I talenti, l’acutezza, l’inventiva, lo spirito di avventura – tutti questi diamanti grezzi in attesa di essere levigati per diventare diamanti a tutti gli effetti da docenti talentuosi, acuti, inventivi e avventurosi nelle aule universitarie – sono sparsi in modo più o meno uniforme fra le specie umane, benché ci venga impedito di percepirlo dalle barriere artificiali erette da alcuni umani sul sentiero che può condurre gli esseri umani da zoon, la «nuda vita», a bios, la vita sociale. I diamanti grezzi non scelgono i filoni metalliferi in cui la natura li ha posti e si preoccupano ben poco delle divisioni inventate dagli umani; le divisioni inventate dagli umani, invece, sono attente a scegliere alcuni di essi e a inserirli in una classe eletta che verrà levigata, relegando gli altri nella categoria degli esclusi – stando ben attenti a dissimulare le tracce di questa operazione. La triplicazione delle tasse inevitabilmente decimerà le schiere dei giovani che crescono nei miseri territori della deprivazione sociale e culturale e che ciò nondimeno non sono ancora domi e osano bussare con determinazione alle porte universitarie dell’opportunità – e in tal modo depriverà il resto della nazione della condivisione dei diamanti grezzi che giovani come questi fornivano un anno dopo l’altro. E poiché il successo nella vita, e in parti colar modo la mobilità sociale verso l’alto, tende oggi a essere resa possibile, alimentata e messa in moto dall’incontro fra la conoscenza e il talento, l’acutezza, l’inventiva e lo spirito d’avventura, la triplicazione delle tasse universitarie trascinerà la società britannica indietro di almeno mezzo secolo rispetto all’avanzata verso una società non classista che l’aveva caratterizzata. Sono passati solo pochi decenni dalla scoperta della possibilità di dare un «addio alle classi» nell’istruzione e adesso scorgiamo, in un futuro non troppo distante, un’inondazione di saggi sull’argomento «Bentornate, classi – quelle bizzarrie possono essere dimenticate».

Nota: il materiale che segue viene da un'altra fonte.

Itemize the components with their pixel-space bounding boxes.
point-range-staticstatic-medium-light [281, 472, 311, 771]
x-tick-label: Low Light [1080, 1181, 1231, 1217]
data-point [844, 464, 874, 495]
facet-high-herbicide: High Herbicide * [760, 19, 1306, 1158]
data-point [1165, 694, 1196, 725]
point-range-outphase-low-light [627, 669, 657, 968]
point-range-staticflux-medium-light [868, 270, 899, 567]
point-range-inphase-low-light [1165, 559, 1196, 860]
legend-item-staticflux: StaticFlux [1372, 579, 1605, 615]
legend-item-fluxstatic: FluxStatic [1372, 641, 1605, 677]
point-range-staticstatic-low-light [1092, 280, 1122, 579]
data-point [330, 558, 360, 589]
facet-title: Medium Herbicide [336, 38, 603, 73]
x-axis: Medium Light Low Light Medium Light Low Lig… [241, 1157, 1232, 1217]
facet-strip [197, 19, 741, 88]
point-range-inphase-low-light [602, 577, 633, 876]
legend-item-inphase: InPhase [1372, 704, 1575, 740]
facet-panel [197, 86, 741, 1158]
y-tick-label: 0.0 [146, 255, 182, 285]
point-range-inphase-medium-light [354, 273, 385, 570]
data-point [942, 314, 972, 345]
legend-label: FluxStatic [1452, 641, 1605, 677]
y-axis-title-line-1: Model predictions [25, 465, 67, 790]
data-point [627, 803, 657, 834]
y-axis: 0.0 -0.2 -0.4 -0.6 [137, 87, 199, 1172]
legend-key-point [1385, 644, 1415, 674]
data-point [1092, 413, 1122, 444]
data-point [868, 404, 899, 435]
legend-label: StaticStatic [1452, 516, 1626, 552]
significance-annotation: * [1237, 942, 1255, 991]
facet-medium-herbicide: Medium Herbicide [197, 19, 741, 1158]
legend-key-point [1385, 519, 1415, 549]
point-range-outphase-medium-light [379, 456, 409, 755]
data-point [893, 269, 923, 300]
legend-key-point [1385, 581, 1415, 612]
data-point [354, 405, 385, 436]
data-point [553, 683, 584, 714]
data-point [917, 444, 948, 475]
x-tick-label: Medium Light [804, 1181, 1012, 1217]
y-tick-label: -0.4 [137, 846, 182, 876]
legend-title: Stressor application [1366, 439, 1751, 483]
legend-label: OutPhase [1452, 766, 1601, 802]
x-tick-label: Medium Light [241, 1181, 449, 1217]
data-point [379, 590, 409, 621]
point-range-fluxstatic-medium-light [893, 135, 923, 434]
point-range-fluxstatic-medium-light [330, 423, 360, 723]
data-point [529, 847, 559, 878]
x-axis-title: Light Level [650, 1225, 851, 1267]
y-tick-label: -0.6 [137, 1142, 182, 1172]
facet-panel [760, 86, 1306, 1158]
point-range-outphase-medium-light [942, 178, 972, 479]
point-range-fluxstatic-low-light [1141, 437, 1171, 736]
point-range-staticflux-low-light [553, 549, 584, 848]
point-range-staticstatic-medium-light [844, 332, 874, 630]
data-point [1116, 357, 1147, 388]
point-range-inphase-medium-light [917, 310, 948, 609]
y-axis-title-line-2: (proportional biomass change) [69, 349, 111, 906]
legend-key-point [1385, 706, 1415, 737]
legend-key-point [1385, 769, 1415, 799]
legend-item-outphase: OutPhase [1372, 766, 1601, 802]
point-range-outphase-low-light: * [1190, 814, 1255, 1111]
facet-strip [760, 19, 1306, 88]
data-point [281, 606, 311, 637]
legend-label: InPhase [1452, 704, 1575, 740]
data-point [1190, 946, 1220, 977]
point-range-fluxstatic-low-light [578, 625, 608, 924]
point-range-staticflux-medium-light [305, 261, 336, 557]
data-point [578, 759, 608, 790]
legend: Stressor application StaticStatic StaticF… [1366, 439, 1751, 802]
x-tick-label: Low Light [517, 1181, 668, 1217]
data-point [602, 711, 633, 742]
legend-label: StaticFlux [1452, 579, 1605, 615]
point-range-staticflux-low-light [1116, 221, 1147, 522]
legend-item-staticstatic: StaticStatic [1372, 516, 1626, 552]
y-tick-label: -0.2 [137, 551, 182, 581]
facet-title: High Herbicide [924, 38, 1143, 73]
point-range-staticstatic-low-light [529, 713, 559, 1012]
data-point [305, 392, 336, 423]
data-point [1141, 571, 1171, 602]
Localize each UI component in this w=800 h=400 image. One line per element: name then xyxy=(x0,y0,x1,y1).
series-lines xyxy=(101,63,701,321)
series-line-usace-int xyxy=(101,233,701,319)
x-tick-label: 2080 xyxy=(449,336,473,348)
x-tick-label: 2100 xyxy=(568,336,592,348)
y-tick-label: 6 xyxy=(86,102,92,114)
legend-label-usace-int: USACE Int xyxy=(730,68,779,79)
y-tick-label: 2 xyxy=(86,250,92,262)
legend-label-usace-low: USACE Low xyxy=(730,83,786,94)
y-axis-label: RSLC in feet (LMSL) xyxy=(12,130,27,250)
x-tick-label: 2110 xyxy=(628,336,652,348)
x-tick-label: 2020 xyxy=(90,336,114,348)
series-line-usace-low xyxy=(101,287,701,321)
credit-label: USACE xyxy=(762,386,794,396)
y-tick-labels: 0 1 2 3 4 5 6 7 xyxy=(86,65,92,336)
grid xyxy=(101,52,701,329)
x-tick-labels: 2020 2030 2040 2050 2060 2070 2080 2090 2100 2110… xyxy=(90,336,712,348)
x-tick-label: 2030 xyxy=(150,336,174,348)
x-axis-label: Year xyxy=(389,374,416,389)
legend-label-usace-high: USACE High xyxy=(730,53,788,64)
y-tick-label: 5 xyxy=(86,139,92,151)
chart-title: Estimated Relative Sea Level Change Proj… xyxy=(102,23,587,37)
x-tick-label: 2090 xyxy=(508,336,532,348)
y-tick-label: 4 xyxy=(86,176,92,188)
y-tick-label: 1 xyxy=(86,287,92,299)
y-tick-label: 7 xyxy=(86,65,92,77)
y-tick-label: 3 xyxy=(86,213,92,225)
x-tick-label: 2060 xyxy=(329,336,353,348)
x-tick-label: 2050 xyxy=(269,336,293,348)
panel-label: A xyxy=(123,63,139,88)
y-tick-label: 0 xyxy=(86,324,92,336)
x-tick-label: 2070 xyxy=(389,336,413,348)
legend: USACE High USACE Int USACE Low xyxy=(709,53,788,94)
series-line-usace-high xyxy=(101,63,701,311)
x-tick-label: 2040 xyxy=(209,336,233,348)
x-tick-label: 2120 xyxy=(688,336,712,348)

Per quanto in verità ci si debba attendere lo scenario descritto, d’altro canto, essendo noi le persone avvedute che, in qualità di accademici, abbiamo il dovere di essere e ci si aspetta che siamo, dovremmo forse preoccuparci di un pericolo ancora più fosco rispetto a quello degli effetti immediati di lasciare le università in balia dei mercati dei consumatori (che è ciò che la combinazione della revoca del sostegno da parte dello Stato e della triplicazione delle tasse universitarie comporta inevitabilmente): mi riferisco alla perdita dei posti di lavoro, alla sospensione o all’abbandono dei progetti di ricerca e probabilmente anche a un ulteriore peggioramento della proporzione studenti/insegnanti, e quindi anche delle condizioni e della qualità dell’insegnamento. E un ritorno in grande stile delle divisioni di classe perché sono sorte ragioni più che sufficienti per indurre i genitori meno abbienti a pensarci due volte prima di impegnare i propri figli a contrarre un debito maggiore, nei tre anni di studio, a quello di cui essi si sono gravati nel corso di una vita intera; e per indurre i figli di quei genitori, che vedono i loro conoscenti che hanno qualche anno più di loro fare la coda davanti alle agenzie di collocamento, a pensare due volte al senso di tutto questo: di impegnarsi in una sfacchinata di tre anni in mezzo alle privazioni per trovarsi poi con una serie di opzioni alla fin fine non molto più attraenti di quelle di cui dispongono adesso…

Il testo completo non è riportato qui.